From item-by-item calculations to refunds: the EU’s guidance on the €3 tariff on small parcels
Furthermore, a few days ago, the Customs and Monopolies Agency published a circular setting out the requirements
by Lorenzo Pace
How are tariffs calculated, who pays them, and what happens in the event of a return? With just a few hours to go before the new €3 tariff on mini-parcels from outside the EU comes into force, the guidelines — in a question-and-answer format — published by the European Commission are proving useful.

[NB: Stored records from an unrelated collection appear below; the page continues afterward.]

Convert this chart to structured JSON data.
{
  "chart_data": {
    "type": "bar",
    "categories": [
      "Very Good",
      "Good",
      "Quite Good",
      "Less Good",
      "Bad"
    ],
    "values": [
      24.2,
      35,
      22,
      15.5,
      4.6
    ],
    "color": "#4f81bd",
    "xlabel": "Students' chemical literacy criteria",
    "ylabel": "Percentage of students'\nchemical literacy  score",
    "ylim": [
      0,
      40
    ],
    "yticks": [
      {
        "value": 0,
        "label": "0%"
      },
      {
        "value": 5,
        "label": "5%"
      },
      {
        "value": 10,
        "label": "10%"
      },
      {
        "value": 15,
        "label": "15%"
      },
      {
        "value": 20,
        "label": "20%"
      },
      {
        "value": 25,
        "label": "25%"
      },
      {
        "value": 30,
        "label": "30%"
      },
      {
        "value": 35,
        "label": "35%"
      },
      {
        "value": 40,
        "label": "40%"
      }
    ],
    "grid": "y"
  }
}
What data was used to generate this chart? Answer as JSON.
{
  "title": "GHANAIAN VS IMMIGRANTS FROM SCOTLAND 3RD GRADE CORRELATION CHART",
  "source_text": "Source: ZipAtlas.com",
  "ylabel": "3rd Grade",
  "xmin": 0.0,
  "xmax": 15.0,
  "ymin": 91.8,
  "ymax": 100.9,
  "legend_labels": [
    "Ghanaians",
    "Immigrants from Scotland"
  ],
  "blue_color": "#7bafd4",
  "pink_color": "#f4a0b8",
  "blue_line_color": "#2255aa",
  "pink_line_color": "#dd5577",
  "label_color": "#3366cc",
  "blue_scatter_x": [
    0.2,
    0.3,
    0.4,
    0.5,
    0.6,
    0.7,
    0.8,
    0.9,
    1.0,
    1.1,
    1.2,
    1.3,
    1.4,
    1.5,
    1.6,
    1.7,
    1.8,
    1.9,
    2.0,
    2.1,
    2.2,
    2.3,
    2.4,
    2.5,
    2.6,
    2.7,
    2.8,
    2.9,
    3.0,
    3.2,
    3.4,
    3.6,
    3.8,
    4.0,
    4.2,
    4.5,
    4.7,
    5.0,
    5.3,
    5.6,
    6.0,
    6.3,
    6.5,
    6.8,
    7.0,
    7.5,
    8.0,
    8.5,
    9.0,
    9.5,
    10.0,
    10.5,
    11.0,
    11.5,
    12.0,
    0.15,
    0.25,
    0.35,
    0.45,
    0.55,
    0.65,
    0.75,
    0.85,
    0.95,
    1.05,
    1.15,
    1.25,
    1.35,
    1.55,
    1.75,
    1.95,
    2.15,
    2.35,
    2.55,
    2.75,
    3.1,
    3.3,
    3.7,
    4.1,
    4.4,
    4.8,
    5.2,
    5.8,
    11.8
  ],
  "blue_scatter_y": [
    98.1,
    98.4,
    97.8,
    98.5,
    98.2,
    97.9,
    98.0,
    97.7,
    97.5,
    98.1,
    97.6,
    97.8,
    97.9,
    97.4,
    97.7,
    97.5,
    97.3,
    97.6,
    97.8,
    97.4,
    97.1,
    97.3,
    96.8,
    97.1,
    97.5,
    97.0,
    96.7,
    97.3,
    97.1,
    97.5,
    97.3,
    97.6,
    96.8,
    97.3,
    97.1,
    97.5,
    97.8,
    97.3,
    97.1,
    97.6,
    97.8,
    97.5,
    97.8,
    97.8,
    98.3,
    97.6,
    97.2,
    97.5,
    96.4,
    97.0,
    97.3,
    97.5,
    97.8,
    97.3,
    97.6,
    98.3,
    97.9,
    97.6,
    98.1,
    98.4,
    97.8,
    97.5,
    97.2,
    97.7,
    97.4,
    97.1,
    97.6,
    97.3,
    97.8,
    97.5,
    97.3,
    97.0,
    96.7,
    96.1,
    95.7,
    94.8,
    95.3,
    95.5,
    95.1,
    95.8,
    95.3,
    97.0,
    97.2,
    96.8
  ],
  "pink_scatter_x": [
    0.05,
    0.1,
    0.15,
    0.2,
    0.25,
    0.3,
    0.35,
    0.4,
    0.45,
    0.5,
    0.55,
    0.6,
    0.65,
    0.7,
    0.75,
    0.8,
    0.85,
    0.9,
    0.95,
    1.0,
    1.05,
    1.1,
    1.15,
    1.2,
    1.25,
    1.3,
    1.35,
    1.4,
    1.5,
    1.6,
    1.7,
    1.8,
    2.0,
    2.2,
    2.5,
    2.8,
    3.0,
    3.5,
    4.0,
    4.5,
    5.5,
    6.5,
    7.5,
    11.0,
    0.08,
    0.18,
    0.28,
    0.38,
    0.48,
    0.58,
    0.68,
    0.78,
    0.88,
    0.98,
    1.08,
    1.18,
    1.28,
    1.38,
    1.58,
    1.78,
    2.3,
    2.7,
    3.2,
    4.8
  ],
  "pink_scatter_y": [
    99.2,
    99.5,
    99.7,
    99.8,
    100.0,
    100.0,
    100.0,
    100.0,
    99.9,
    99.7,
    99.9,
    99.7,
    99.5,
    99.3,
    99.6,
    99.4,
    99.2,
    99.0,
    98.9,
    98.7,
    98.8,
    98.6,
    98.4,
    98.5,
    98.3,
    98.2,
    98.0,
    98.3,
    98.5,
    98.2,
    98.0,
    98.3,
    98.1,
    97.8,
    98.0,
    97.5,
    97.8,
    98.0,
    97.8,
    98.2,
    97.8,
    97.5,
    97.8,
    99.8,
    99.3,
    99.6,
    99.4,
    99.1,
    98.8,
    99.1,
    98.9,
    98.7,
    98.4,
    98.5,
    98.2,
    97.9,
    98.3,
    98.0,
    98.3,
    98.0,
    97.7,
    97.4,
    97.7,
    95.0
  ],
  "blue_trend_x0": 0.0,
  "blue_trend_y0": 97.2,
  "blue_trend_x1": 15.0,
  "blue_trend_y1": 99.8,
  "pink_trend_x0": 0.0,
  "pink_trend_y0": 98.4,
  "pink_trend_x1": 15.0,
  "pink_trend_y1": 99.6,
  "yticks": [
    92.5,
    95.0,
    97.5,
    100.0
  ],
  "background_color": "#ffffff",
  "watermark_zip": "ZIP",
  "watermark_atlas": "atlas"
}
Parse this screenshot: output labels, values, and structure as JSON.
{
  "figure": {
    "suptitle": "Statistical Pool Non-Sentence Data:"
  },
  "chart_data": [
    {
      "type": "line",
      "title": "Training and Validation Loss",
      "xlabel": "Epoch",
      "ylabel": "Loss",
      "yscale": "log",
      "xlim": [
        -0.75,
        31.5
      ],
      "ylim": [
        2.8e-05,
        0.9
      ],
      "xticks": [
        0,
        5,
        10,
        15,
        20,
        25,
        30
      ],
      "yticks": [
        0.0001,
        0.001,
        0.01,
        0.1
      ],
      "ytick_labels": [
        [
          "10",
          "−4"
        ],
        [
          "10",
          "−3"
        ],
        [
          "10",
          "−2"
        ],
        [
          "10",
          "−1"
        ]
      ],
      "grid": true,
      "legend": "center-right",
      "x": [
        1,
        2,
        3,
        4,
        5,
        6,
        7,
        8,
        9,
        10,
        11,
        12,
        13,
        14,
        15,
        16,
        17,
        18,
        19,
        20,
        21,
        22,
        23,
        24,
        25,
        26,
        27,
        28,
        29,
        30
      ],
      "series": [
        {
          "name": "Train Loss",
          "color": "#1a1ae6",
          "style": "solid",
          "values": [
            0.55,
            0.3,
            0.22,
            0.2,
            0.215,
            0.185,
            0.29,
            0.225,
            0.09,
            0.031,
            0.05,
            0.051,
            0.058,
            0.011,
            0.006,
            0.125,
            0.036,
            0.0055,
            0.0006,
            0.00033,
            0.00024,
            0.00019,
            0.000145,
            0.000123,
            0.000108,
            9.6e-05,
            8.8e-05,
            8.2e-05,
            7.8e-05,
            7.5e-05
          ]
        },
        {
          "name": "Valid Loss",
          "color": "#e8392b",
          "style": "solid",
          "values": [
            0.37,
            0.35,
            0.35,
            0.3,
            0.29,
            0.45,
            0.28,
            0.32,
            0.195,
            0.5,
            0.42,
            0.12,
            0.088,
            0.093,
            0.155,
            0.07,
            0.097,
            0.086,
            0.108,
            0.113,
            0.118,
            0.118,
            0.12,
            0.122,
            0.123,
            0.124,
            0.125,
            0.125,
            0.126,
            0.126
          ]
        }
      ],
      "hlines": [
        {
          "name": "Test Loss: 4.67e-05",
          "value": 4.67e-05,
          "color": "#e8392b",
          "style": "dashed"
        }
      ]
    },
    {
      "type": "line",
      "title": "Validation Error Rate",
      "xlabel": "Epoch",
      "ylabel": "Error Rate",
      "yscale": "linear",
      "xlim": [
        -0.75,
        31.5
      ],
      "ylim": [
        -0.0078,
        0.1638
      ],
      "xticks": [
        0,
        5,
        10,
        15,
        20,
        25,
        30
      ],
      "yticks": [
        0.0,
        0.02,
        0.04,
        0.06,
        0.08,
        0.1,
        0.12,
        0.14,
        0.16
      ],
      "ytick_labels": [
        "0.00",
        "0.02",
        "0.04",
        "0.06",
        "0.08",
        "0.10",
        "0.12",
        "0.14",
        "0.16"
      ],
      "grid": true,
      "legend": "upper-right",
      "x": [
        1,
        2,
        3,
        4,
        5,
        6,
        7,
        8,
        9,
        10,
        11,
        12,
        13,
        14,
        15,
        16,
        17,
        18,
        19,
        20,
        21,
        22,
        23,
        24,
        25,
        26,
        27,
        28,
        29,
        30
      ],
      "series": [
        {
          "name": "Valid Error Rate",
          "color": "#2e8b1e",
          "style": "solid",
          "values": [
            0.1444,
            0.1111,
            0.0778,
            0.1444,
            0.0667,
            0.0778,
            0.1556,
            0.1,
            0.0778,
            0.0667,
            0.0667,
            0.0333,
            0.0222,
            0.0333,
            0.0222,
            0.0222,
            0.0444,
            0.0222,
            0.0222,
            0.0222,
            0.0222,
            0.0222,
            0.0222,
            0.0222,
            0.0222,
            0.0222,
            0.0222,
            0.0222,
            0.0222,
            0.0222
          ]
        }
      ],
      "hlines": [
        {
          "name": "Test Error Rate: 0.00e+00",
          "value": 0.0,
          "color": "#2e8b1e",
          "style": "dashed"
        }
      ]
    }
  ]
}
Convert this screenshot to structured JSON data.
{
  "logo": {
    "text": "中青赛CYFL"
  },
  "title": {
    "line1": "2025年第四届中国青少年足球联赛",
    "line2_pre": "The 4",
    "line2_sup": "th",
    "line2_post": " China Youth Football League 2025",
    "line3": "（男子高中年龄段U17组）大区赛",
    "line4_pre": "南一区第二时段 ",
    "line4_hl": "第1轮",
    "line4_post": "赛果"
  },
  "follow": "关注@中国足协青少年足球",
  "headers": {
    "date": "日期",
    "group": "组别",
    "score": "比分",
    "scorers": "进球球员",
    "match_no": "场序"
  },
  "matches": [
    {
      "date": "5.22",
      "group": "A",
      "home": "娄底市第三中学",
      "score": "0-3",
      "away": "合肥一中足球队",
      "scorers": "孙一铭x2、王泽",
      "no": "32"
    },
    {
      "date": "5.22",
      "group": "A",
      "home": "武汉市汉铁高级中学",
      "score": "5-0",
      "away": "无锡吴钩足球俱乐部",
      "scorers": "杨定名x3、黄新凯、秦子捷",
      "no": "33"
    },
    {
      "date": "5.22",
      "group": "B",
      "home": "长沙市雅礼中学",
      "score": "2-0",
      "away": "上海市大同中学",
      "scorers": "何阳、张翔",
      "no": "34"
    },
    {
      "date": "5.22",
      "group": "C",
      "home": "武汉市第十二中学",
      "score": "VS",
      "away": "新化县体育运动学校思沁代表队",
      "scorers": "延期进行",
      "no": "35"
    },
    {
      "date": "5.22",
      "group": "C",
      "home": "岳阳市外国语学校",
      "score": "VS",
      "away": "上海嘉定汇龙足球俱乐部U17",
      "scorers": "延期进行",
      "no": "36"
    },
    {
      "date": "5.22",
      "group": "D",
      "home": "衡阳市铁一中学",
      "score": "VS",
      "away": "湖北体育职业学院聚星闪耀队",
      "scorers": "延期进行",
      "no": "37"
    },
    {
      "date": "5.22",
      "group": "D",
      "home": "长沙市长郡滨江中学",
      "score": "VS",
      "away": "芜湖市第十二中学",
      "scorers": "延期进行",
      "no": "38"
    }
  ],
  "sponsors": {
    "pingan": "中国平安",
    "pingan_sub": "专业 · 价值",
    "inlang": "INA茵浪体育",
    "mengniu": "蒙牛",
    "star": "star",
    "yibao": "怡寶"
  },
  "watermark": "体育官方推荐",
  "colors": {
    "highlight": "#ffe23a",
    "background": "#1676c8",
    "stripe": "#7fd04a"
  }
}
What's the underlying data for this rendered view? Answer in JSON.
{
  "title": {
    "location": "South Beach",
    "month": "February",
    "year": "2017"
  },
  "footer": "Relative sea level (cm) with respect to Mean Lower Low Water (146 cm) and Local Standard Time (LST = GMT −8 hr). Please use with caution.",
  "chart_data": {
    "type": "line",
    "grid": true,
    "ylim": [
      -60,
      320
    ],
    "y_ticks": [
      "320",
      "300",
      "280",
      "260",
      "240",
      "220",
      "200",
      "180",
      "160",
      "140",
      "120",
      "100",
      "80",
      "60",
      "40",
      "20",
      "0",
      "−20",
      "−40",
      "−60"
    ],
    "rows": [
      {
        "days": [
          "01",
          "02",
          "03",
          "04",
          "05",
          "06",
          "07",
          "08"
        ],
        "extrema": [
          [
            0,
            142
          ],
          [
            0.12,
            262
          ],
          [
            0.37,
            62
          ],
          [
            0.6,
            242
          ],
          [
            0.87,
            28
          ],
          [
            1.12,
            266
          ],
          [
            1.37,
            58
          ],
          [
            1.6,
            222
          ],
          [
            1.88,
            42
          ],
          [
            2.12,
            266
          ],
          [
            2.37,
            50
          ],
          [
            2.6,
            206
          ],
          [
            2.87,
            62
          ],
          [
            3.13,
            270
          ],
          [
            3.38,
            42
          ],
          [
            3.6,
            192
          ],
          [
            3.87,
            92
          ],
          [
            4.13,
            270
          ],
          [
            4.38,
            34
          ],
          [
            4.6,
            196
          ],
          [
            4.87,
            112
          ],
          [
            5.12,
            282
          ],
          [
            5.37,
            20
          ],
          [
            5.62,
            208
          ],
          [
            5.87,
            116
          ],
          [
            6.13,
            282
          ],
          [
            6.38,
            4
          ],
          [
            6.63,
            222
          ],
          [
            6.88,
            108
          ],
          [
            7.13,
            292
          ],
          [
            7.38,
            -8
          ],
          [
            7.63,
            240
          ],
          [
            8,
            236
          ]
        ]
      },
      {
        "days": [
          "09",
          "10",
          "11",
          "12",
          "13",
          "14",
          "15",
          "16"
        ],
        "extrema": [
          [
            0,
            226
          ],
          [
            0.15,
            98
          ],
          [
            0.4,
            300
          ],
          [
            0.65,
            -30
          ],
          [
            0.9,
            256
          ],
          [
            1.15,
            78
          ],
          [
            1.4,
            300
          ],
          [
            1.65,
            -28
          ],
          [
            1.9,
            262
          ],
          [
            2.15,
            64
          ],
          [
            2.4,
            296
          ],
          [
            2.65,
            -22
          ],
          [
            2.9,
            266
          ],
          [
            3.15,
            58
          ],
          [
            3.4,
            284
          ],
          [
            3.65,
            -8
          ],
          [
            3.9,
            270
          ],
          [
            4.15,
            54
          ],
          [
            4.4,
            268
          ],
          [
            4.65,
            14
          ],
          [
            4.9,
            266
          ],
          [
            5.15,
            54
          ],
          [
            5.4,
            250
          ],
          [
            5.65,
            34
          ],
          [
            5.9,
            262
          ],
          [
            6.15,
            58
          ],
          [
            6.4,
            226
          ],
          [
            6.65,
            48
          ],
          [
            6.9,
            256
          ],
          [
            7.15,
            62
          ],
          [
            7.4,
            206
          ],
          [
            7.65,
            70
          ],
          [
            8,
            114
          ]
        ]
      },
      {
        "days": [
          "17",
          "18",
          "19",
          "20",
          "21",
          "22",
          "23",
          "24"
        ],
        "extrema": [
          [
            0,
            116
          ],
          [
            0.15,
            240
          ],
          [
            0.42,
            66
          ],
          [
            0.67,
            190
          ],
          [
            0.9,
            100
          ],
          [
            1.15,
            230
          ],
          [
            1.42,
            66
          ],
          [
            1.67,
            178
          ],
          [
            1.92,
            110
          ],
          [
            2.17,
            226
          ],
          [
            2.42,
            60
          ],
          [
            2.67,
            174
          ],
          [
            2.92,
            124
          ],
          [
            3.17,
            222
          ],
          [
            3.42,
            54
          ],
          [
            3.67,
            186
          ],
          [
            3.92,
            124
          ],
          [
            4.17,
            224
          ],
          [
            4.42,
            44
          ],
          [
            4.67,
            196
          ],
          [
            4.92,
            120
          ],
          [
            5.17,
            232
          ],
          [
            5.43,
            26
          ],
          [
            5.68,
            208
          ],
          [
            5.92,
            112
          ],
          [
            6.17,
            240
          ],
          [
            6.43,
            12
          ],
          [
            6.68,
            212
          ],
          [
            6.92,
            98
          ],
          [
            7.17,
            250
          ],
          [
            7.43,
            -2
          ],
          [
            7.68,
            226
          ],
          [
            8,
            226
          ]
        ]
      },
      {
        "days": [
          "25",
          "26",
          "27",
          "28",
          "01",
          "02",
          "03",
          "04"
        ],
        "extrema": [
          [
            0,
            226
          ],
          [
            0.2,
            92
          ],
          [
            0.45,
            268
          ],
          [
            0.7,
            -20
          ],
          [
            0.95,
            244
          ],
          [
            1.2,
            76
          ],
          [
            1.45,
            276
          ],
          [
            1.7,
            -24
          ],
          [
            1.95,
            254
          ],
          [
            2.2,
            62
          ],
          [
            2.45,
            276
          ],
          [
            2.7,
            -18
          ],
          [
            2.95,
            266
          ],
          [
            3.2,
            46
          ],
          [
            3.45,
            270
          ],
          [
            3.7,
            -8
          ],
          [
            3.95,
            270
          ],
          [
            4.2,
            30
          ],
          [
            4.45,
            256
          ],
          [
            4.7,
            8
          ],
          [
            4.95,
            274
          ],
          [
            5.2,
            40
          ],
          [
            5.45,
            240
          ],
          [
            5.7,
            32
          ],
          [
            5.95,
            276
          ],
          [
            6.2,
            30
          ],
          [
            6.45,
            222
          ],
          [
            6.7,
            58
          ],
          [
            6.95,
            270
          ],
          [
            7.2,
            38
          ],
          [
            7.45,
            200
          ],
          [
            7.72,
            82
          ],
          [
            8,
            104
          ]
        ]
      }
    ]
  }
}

These guidelines were also reiterated by the Customs and Monopolies Agency in Circular No. 17/2026 of 25 June, which translated those instructions into specific requirements for Italian operators. The picture that emerges clarifies certain points that had remained in the shadows during the public debate.
The calculation mechanism
The first concerns the calculation method. Tariffs are not applied to the parcel but to the individual item, identified on the basis of its tariff classification. The Commission’s guidelines illustrate this with an example: a consignment containing five identical T-shirts is subject to a charge of 3 euros, as it consists of a single product category; a consignment containing one T-shirt and one watch is subject to a charge of 6 euros, as these are two distinct categories. The relevant distinction is therefore not the number of items but the variety of product categories contained in the consignment.
The Adm circular specifies that the levy is linked to the declaration lines: where several goods can be correctly traced back to a single item in accordance with the rules of the customs dataset, the tariffs are applied only once. From a technical perspective, the Q&A clarifies that operators must use one line for each group of goods with the same tariff classification in field H7, with the option to specify the quantity in the ‘description of goods’ field.
Who pays
The second point concerns the party liable for payment. The party responsible for payment is the declarant: the seller or importer of the goods, whether they are an IOSS holder, a beneficiary of special arrangements or their indirect representative. Only in cases defined by the Commission as ‘extremely rare’ does the payment fall to the end consumer, in Member States that offer a free online declaration system for private individuals.